There's a new breed of angel investor in Ottawa and Purple Angel founder Irving Ebert is one of them.

"The evolutionary nature of angels is changing. We've had to disabuse ourselves of picking winners," he says. "Winners aren't picked, they're made."

"There's a lot more attention (paid) to questions like, 'What is enough money to make sure the company can make significant progress?' and 'How can we improve our risk-management skills?' " Ebert says.

In Ottawa, the hub of Canadian high-technology R&D, some angels are still on the sidelines licking the wounds sustained during the 2000 tech wreck, or rethinking investment strategies.

Irving Ebert

"The goal of active angels is to keep investing," Ebert says. "Any way to better understand the nuances (of the market) will result in continued investing. This is why we got together."

The 10-member Purple Angel collective was formed in 2001 and is made up of former mid- and upper-level managers at Bell-Northern Research and Nortel Networks.

Although each member makes investment decisions individually, there is a certain wiseness gained from being able to tap in to the experience of other experts.

Members of the early-stage investment collective have put a combined $3 million into 15 companies during the past four years, including Triacta Power Technologies Inc., an electricity-management company; DNA Genotek Inc, which preserves DNA; as well as N-Able Technologies, which creates information technology (IT) management software and is scheduled for an IPO in November.

All are in the Ottawa area since angel investors tend to invest within 100 kilometres of home.

There haven't been any winners yet - although N-Able may the first - or even any lift or increase in market valuation. That is not a problem for Purple Angel, however, because it works on a three- to five-year horizon.

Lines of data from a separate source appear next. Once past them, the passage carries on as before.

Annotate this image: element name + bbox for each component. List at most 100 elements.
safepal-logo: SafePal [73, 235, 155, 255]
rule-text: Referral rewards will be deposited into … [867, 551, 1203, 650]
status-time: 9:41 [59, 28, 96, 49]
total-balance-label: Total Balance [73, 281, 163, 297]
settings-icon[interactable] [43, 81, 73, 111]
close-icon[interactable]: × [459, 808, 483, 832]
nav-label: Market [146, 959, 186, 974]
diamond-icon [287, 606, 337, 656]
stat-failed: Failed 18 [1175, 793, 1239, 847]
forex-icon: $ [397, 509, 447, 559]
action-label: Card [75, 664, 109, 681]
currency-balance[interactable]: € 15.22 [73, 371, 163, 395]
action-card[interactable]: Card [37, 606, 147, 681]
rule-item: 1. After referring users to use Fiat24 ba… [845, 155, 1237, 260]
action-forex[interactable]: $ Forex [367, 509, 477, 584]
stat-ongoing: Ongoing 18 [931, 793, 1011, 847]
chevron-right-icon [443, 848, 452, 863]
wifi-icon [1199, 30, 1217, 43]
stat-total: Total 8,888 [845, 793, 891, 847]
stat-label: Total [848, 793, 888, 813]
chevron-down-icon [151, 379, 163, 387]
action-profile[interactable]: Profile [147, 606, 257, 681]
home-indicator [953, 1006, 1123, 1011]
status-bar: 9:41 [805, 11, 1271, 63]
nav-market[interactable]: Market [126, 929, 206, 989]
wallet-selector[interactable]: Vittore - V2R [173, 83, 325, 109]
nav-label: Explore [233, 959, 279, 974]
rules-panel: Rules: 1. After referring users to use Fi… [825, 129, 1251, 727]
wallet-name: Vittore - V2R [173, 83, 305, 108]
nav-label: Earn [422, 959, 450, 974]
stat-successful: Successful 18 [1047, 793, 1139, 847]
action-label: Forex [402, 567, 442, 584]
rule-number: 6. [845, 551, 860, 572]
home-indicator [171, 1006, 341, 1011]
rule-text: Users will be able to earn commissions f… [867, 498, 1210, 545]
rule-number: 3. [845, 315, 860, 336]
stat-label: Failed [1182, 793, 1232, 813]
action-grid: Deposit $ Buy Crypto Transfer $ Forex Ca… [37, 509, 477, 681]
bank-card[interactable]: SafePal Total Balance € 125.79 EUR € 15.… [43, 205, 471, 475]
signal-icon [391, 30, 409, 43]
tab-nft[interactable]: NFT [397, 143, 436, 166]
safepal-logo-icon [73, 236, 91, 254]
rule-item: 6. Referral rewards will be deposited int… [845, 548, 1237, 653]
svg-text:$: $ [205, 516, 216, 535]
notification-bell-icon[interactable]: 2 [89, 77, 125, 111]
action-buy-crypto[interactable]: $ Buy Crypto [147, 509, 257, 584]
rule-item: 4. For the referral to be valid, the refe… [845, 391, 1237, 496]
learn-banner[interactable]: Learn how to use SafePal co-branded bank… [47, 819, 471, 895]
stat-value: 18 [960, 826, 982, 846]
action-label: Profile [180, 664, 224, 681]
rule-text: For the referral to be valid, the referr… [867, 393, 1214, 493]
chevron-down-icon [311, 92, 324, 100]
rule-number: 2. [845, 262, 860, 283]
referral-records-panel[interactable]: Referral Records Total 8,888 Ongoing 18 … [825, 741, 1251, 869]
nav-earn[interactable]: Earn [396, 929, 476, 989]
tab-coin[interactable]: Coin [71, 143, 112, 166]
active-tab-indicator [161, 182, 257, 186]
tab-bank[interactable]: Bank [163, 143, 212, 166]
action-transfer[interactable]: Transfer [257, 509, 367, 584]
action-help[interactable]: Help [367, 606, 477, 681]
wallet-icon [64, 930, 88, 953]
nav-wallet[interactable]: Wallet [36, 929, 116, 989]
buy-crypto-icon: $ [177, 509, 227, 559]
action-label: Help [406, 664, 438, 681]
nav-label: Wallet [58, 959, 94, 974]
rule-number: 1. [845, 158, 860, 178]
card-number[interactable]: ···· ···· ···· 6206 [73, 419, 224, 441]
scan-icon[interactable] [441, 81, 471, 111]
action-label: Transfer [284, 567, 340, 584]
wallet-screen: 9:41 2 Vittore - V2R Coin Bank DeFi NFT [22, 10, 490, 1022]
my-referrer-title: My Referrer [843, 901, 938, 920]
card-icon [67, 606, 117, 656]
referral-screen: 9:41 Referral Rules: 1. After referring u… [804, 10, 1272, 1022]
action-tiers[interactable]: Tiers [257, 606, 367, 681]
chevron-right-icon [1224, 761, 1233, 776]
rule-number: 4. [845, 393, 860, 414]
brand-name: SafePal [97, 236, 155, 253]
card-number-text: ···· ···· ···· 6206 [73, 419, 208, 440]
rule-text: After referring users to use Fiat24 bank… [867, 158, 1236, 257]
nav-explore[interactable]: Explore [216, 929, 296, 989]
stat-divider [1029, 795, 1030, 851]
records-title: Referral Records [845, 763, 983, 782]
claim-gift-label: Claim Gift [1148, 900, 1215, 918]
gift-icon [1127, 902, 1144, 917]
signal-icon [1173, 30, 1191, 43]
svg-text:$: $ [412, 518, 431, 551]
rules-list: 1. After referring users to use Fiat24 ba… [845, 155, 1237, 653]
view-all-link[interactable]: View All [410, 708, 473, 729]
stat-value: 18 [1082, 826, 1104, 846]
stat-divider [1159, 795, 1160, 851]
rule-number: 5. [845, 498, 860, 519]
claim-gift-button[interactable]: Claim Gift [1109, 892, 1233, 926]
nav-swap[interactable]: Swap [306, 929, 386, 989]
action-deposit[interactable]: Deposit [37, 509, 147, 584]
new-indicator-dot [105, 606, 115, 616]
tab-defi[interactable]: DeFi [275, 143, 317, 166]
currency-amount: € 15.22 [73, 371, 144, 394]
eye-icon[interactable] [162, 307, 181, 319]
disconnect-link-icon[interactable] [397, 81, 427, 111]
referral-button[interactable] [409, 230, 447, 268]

While they may seem like a coffeehouse investment club, the sums of money are higher, usually ranging from $50,000 to $150,000.

"I wouldn't be willing to go out there by myself. Sharing resources and results is very comfortable," says Laurie Davis, another Purple Angel.

"(Smart) investing comes down to dispassionate decision-making, and if that can be better achieved as part of a group, then that's what works," Davis says.

The same kind of logic - if 10 heads are good then 50 are better - may point to where Purple Angel and other Ottawa angels are heading.

Last year, Ebert and Davis joined Rod Anderson and Rainer Paduch from the equally colourfully named Band of Scoundrels collective to form the Ottawa Angel Alliance.

So far, it has attracted 30 members, including two venture capitalists, and hopes to have 50 by the end of the year.

"We don't have any statistical outcomes, but the alliance can ensure more capital available to deal with key milestones," Anderson says. "It provides easier line-of-sight on diversification and the (combined experience of members) creates more knowledge sets in most high-tech industries.

"(It) is basically about taking risk out and putting value in to companies who have a viable chance," Anderson says.

The alliance has obvious networking, mentorship and due-diligence benefits, but was formed to generate more seed money with the hope there would be higher returns on investment.

Each member is expected to invest $50,000 during a two-year period. Part of the return is the shared collective experience, since each investment is made individually rather than from pooled funds.

The alliance has about $1.5 million available. By law, angels must have a net worth of at least $1 million, or an annual salary of at least $200,000.

The alliance also appears to be a smart move for a part of the investment community that now better understands the requirements needed to create and sustain a technology startup.

Ebert describes it as scale - more money from angels goes in at the start to help entrepreneurs spend more time working on products and customer relationships, rather than trying to attract the funds needed to move ahead.

Scale also means owning a bigger part of the company from the beginning, which translates into more power in the boardroom and less susceptibility to being edged out because of share dilution if additional money comes in from venture capitalists (VCs).

"We think of ourselves as partners to VCs, who tend to run in herds and don't have our time and expertise," Ebert says. "(But) we're not doing this for community spirit. It's all about self-interest."

Ebert says the alliance's inspiration came from the United States, where angel collectives emerged before the tech-market collapse in 2000, and have become a major force in entrepreneurial activity.

Communities with organized angel groups create better companies, he adds.

The alliance's main goal is to encourage a local angel community that is hesitant to continue doing things as individuals. It is estimated that there are fewer than 100 angels active in the Ottawa area, down from about 300 at the height of the tech boom.

The alliance hopes to get them back into the game. "I think it appeals to those who are saying to themselves: 'Maybe I'd like to get into this and here's how I can do it,' " Davis says.

Angel investors provide the first significant spark of cash that get startup companies off the ground.